Given the wildly uneven quality of GoogleBooks scans--the aforementioned bad Victorian triple-decker has blurred pages, pages where a dogear interfered with the scan, several missing pages, and, of course, the omnipresent fingers--I'd rather not spend the $ to print them out. Internet Archive books seem to be of much better quality.
posted by thomas j wise at 8:55 PM on January 10, 2008


OK, I just ordered this book for $18.29 shipped. I will post a review when it arrives.
posted by LarryC at 9:12 PM on January 10, 2008


Thanks, LarryC; I look forward to checking your review. (I notice that there are a few pictures on Flickr of Lulu-made books, however none on these ones in particular).

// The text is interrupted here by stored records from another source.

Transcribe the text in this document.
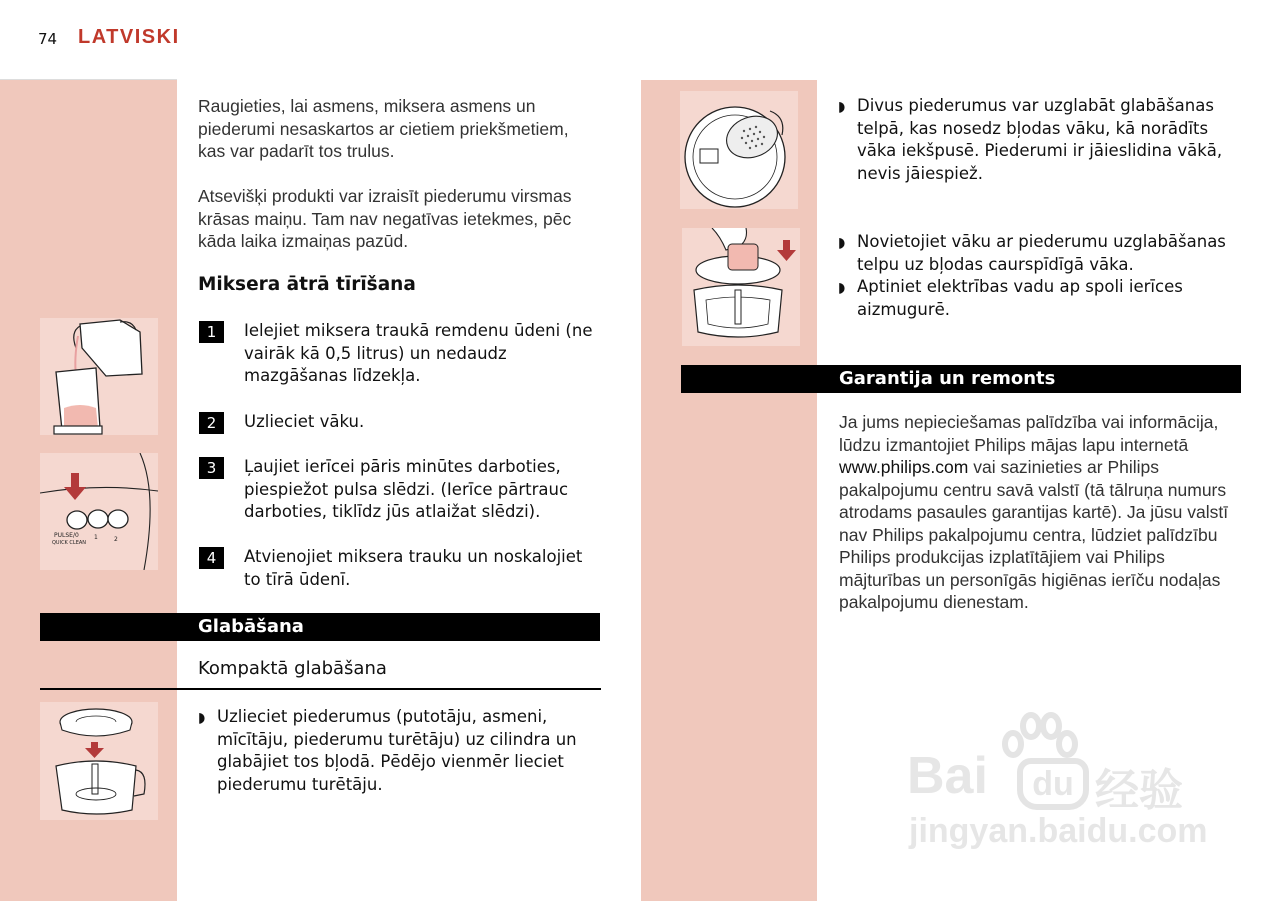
74 LATVISKI
Raugieties, lai asmens, miksera asmens un
piederumi nesaskartos ar cietiem priekšmetiem,
kas var padarīt tos trulus.
Atsevišķi produkti var izraisīt piederumu virsmas
krāsas maiņu. Tam nav negatīvas ietekmes, pēc
kāda laika izmaiņas pazūd.
Miksera ātrā tīrīšana
1	Ielejiet miksera traukā remdenu ūdeni (ne
vairāk kā 0,5 litrus) un nedaudz
mazgāšanas līdzekļa.
2	Uzlieciet vāku.
PULSE/0
QUICK CLEAN
1	2
3	Ļaujiet ierīcei pāris minūtes darboties,
piespiežot pulsa slēdzi. (Ierīce pārtrauc
darboties, tiklīdz jūs atlaižat slēdzi).
4	Atvienojiet miksera trauku un noskalojiet
to tīrā ūdenī.
Glabāšana
Kompaktā glabāšana
◗ Uzlieciet piederumus (putotāju, asmeni,
mīcītāju, piederumu turētāju) uz cilindra un
glabājiet tos bļodā. Pēdējo vienmēr lieciet
piederumu turētāju.
◗ Divus piederumus var uzglabāt glabāšanas
telpā, kas nosedz bļodas vāku, kā norādīts
vāka iekšpusē. Piederumi ir jāieslidina vākā,
nevis jāiespiež.
◗ Novietojiet vāku ar piederumu uzglabāšanas
telpu uz bļodas caurspīdīgā vāka.
◗ Aptiniet elektrības vadu ap spoli ierīces
aizmugurē.
Garantija un remonts
Ja jums nepieciešamas palīdzība vai informācija,
lūdzu izmantojiet Philips mājas lapu internetā
www.philips.com vai sazinieties ar Philips
pakalpojumu centru savā valstī (tā tālruņa numurs
atrodams pasaules garantijas kartē). Ja jūsu valstī
nav Philips pakalpojumu centra, lūdziet palīdzību
Philips produkcijas izplatītājiem vai Philips
mājturības un personīgās higiēnas ierīču nodaļas
pakalpojumu dienestam.
Bai du 经验
jingyan.baidu.com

tj wise: I agree that GoogleBooks scans are often quite iffy; also though, I have a possibly paranoid sense the powers behind GB are at least vaguely anti-book in some way. Just like iTunes tends to dissolve albums by encouraging buyers to listen to music as collection of tracks, Googlebooks tends to encourage people to turn to the One Great Googlebook, rather than to regard their service as providing access to a collection of discrete texts. Bibliographic info is usually hidden somewhere, muti-volume sets are never recognized as such, and now (this is a new development, I think), clicking on a book found through Google now takes one directly to the book's table of contents, rather than to a title-page. It's all a bit post-booky for my taste.